E' poco oltre la metà di febbraio, eppure sembra che la primavera sia sbocciata con largo anticipo. Mazzetti di primule gialle, assieme a Bucaneve e Campanellini, tappezzano il terreno sul margine del sentiero, regalandoci sprazzi di colore in un bosco svestito e muschioso.
Vecchi gradini in pietra salgono lungo il pendio, portandoci lentamente in alto, a visitare quel che resta di un borgo abbandonato dopo il terremoto, le cui case raccontano di resistenza e rifugio, di coraggio e dolore.
Le targhe apposte dall'ANPI ci narrano i fatti accaduti durante la seconda guerra mondiale in questa borgata, storie di eroi e combattimenti, vittorie e morti.
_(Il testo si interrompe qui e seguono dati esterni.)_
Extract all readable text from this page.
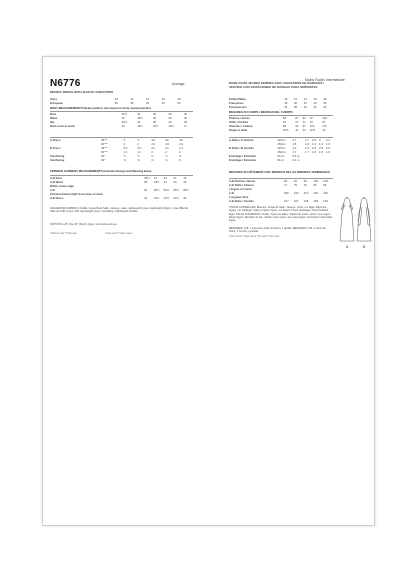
N6776	Average
MISSES' DRESS WITH SLEEVE VARIATIONS
Moins Facile/ Intermediate
ROBE POUR JEUNES FEMMES AVEC VARIATIONS DE MANCHES / VESTIDO CON VARIACIONES DE MANGAS PARA SEÑORITAS
Sizes	10	12	14	16	18
European	36	38	40	42	44
BODY MEASUREMENTS (Select pattern size based on body measurements)
Bust	32½	34	36	38	40
Waist	25	26½	28	30	32
Hip	34½	36	38	40	42
Back neck to waist	16	16¼	16½	16¾	17
A Dress	45"**	3	3	3⅛	3¼	3⅜
	60"**	2	2	2⅛	2⅛	2⅛
B Dress	45"**	2⅝	2⅝	2¾	2¾	2⅞
	60"**	1⅞	1⅞	2	2	2
Interfacing	20"	½	½	½	½	½
Interfacing	20"	⅜	⅜	⅜	⅜	⅜
FINISHED GARMENT MEASUREMENTS (Includes Design and Wearing Ease)
A,B Bust	35½	37	39	41	43
A,B Waist	28	29½	31	33	35
Width, lower edge					
A,B	81	82½	84½	86½	88½
Finished back length from base of neck					
A,B Dress	42	42¼	42½	42¾	43
SUGGESTED FABRICS: Challis, Crepe Back Satin, Jerseys, Lawn, Lightweight Linen, Lightweight Rayon, Linen Blends, Silks and Silk Types, Soft Lightweight Linen. Interfacing: Lightweight Fusible.
NOTIONS: A,B: One 20" (51cm) zipper, one hook and eye.
*without nap **with nap	*sans sens **avec sens
Tailles/Tallas	10	12	14	16	18
Françaises	38	40	42	44	46
Européennes	36	38	40	42	44
MESURES DU CORPS / MEDIDAS DEL CUERPO
Poitrine / Busto	83	87	92	97	102
Taille / Cintura	64	67	71	76	81
Hanches / Cadera	88	92	97	102	107
Nuque à taille	40.5	41	42	42.5	43
A Robe / A Vestido	115cm	2.7	2.7	2.9	3	3.1
	150cm	1.8	1.8	1.9	1.9	1.9
B Robe / B Vestido	115cm	2.4	2.4	2.5	2.5	2.6
	150cm	1.7	1.7	1.8	1.8	1.8
Entoilage / Entretela	51cm	0.5 m				
Entoilage / Entretela	51cm	0.4 m				
MESURES DU VÊTEMENT FINI / MEDIDAS DE LAS PRENDAS TERMINADAS
A,B Poitrine / Busto	90	94	99	104	109
A,B Taille / Cintura	71	75	79	84	89
Largeur à l'ourlet					
A,B	206	210	215	220	225
Longueur finie					
A,B Robe / Vestido	107	107	108	109	109
TISSUS CONSEILLÉS: Étamine, Crêpe de Satin, Jerseys, Linon, Lin léger, Rayonne légère, Lin mélangé, Soies et Soies Types, Lin léger et doux. Entoilage: Thermocollant léger. TELAS SUGERIDAS: Chalís, Crepé de Raso, Tejidos de punto, Linón, Lino Ligero, Rayón ligero, Mezclas de lino, Sedas y tipo seda, Lino suave ligero. Entretela: Fusionable ligera.
MERCERIE: A,B: 1 fermeture éclair de 51cm, 1 agrafe. MERCERÍA: A,B: 1 cierre de 51cm, 1 broche y presilla.
*sans sens **avec sens *sin pelo **con pelo
A	B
Passiamo in rispettoso silenzio tra le case diroccate, che mani affettuose han cercato di frenarne il degrado, ripulendo e rinforzando quel che basta a trasformare questo luogo in un monumento a ricordo di quanti qui, hanno vissuto, lottato e perso la vita.
Lasciamo alle nostre spalle il borgo, per continuare a seguire il sentiero, cercando una via per raggiungere le soprastanti case di Rez e il Monte Santo. Le tracce nere sulla cartina, si perdono in una fitta vegetazione di arbusti e spine, facendoci presto desistere da inutili ricerche, facendoci optare per un più sicuro proseguo sull'unica traccia presente, il sentiero che ci porta tra le case di Romagnoi e poi alla strada, dove abbiamo lasciato l'auto.
Saliamo perciò a Rez direttamente in macchina, parcheggiando presso le ultime case e incamminandoci lungo una sterrata con divieto, accompagnate dal furioso abbaiare di un cane lupo, non proprio felice del nostro passaggio.
I sentieri illustrati nel cartellone del comune, posto lungo la strada a Paludea, non corrispondono alla situazione attuale e dobbiamo un po' cercare l'attacco del sentiero per il Monte Santo, che troviamo poco più in là, nelle indicazioni per Celante.
Gli effetti di Vaia si notano anche qua, mentre scavalchiamo qualche albero di traverso, salendo lentamente nel bosco spoglio che lascia intravedere lo scorrere del Meduna.
Abbandoniamo il sentiero proprio quando questo inizia a scendere verso nord, imboccando una sottile traccia che, in alcuni punti appena accennata, segue il filo della dorsale, raggiungendone il punto più alto, presso un grande castagno, i cui rami si dispiegano verso un cielo ora sgombro di nuvole e azzurro.
Oltre non si può proseguire, se non inoltrandoci in un fitto e intricato labirinto di alberi e arbusti spinosi. Il sentiero che avrebbe dovuto farci chiudere ad anello proprio non si vede e, dopo un po' di ricerche, ci rassegniamo e concludiamo qui le nostre esplorazioni nel bel territorio di Castelnovo del Friuli.